Guru Besar Ilmu Hukum Konstitusi: Wajib PSU Jika Ada Kejadian Kotak Suara Rusak dan Diganti
Jika ada syarat administrasi yang tidak terpenuhi, maka hal itu berdampak pada masalah maladministrasi.
Penulis: Danang Triatmojo
Editor: Muhammad Zulfikar
Laporan Wartawan Tribunnews.com, Danang Triatmojo
TRIBUNNEWS.COM, JAKARTA - Guru Besar bidang Ilmu Hukum Konstitusi Universitas Pakuan Bogor, Prof Muhammad Andi Asrun mengatakan rusaknya kotak suara dan bergantinya kotak suara di tengah tahapan pemungutan suara, sudah memenuhi prasyarat untuk digelarnya pemungutan suara ulang (PSU).
Apalagi kata Asrun, adanya berita acara penghitungan suara yang ditandatangani oleh saksi yang tidak mendapatkan mandat.
Baca juga: Pilpres Rusia Ricuh, TPS Dibakar Massa Hingga Kotak Suara Disiram Tinta
Hal ini disampaikan Asrun saat hadir sebagai saksi ahli dari pihak pemohon perkara nomor 06-04/PHPU.DPD-XXII/2024 terkait perselisihan hasil pemilu anggota DPD Provinsi Riau 2024, di ruang sidang panel I Gedung Mahkamah Konstitusi (MK), Jakarta Pusat, Selasa (28/5/2024).
“Pertanyaan pemohon, apakah rusaknya kotak suara dan bergantinya kotak suara apakah menjadi syarat PSU? Saya jawab iya, dan kondisi prasyarat untuk PSU ini ditambah dengan adanya berita acara yang ditandatangani oleh saksi yang tidak pakai mandat,” kata Asrun.
Asrun menyatakan bahwa pemilihan umum merupakan kegiatan administratif. Sehingga segala syarat administrasi harus terpenuhi dalam setiap tahapannya. Jika ada syarat administrasi yang tidak terpenuhi, maka hal itu berdampak pada masalah maladministrasi.

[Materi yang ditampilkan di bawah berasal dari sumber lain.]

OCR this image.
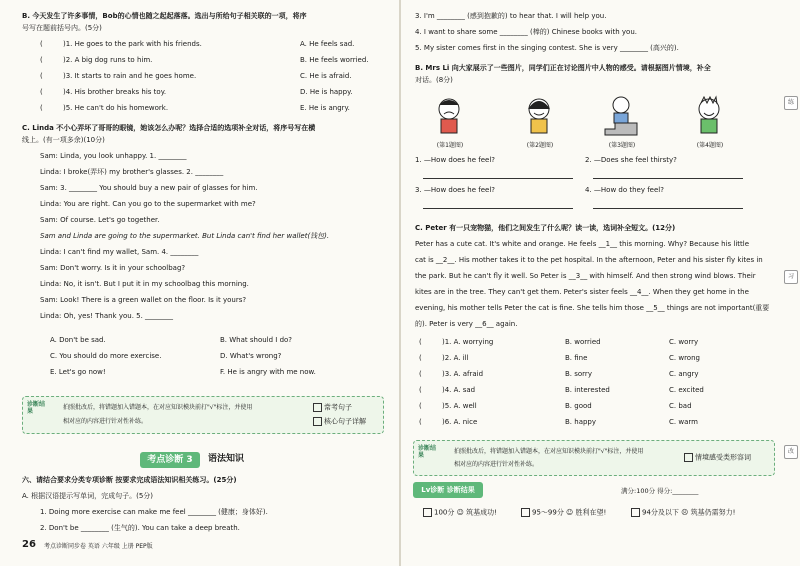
B. 今天发生了许多事情，Bob的心情也随之起起落落。选出与所给句子相关联的一项，将序
号写在题前括号内。(5分)
(	)1. He goes to the park with his friends.	A. He feels sad.
(	)2. A big dog runs to him.	B. He feels worried.
(	)3. It starts to rain and he goes home.	C. He is afraid.
(	)4. His brother breaks his toy.	D. He is happy.
(	)5. He can't do his homework.	E. He is angry.
C. Linda 不小心弄坏了哥哥的眼镜，她该怎么办呢？选择合适的选项补全对话，将序号写在横
线上。(有一项多余)(10分)
Sam: Linda, you look unhappy. 1. ________
Linda: I broke(弄坏) my brother's glasses. 2. ________
Sam: 3. ________ You should buy a new pair of glasses for him.
Linda: You are right. Can you go to the supermarket with me?
Sam: Of course. Let's go together.
Sam and Linda are going to the supermarket. But Linda can't find her wallet(钱包).
Linda: I can't find my wallet, Sam. 4. ________
Sam: Don't worry. Is it in your schoolbag?
Linda: No, it isn't. But I put it in my schoolbag this morning.
Sam: Look! There is a green wallet on the floor. Is it yours?
Linda: Oh, yes! Thank you. 5. ________
A. Don't be sad.	B. What should I do?
C. You should do more exercise.	D. What's wrong?
E. Let's go now!	F. He is angry with me now.
诊断结果
拍照批改后，将错题加入错题本，在对应知识模块前打"√"标注，并使用
相对应的内容进行针对性补练。
常考句子
核心句子详解
考点诊断 3	语法知识
六、请结合要求分类专项诊断 按要求完成语法知识相关练习。(25分)
A. 根据汉语提示写单词，完成句子。(5分)
1. Doing more exercise can make me feel ________ (健康；身体好).
2. Don't be ________ (生气的). You can take a deep breath.
26 考点诊断同步卷 英语 六年级 上册 PEP版
3. I'm ________ (感到抱歉的) to hear that. I will help you.
4. I want to share some ________ (棒的) Chinese books with you.
5. My sister comes first in the singing contest. She is very ________ (高兴的).
B. Mrs Li 向大家展示了一些图片，同学们正在讨论图片中人物的感受。请根据图片情境，补全
对话。(8分)
(第1题图)	(第2题图)	(第3题图)	(第4题图)
1. —How does he feel?	2. —Does she feel thirsty?
3. —How does he feel?	4. —How do they feel?
C. Peter 有一只宠物猫，他们之间发生了什么呢？读一读，选词补全短文。(12分)
Peter has a cute cat. It's white and orange. He feels __1__ this morning. Why? Because his little
cat is __2__. His mother takes it to the pet hospital. In the afternoon, Peter and his sister fly kites in
the park. But he can't fly it well. So Peter is __3__ with himself. And then strong wind blows. Their
kites are in the tree. They can't get them. Peter's sister feels __4__. When they get home in the
evening, his mother tells Peter the cat is fine. She tells him those __5__ things are not important(重要
的). Peter is very __6__ again.
(	)1. A. worrying	B. worried	C. worry
(	)2. A. ill	B. fine	C. wrong
(	)3. A. afraid	B. sorry	C. angry
(	)4. A. sad	B. interested	C. excited
(	)5. A. well	B. good	C. bad
(	)6. A. nice	B. happy	C. warm
诊断结果
拍照批改后，将错题加入错题本，在对应知识模块前打"√"标注，并使用
相对应的内容进行针对性补练。
情境感受类形容词
Lv诊断 诊断结果	满分:100分 得分:________
100分 ☺ 筑基成功!	95～99分 ☺ 胜利在望!	94分及以下 ☹ 筑基仍需努力!
练
习
改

Baca juga: 14 Warga di Bima NTB Tersangka Kasus Perusakan TPS & Pembakaran Kotak Suara, 10 di Antaranya DPO
Maladministrasi ini lanjutnya, membawa konsekuensi tidak sahnya dokumen hasil proses administrasi yang tidak terpenuhi. Sehingga, permasalahan adanya dokumen yang ditandatangani saksi yang tidak mendapatkan mandat, maka berakibat pada tidak sahnya dokumen yang ditandatangani tersebut.
“Sekaligus menjawab pertanyaan termohon, bahwa memang kegiatan pemilu ini adalah kegiatan administratif. Artinya segala syarat administrasi itu harus terpenuhi, kalau tidak terpenuhi maka muncul masalah maladministrasi,” ungkap Asrun.
“Maladministrasi ini membawa konsekuensi menjadi tidak sah dokumen itu, kualifikasinya begitu,” lanjutnya.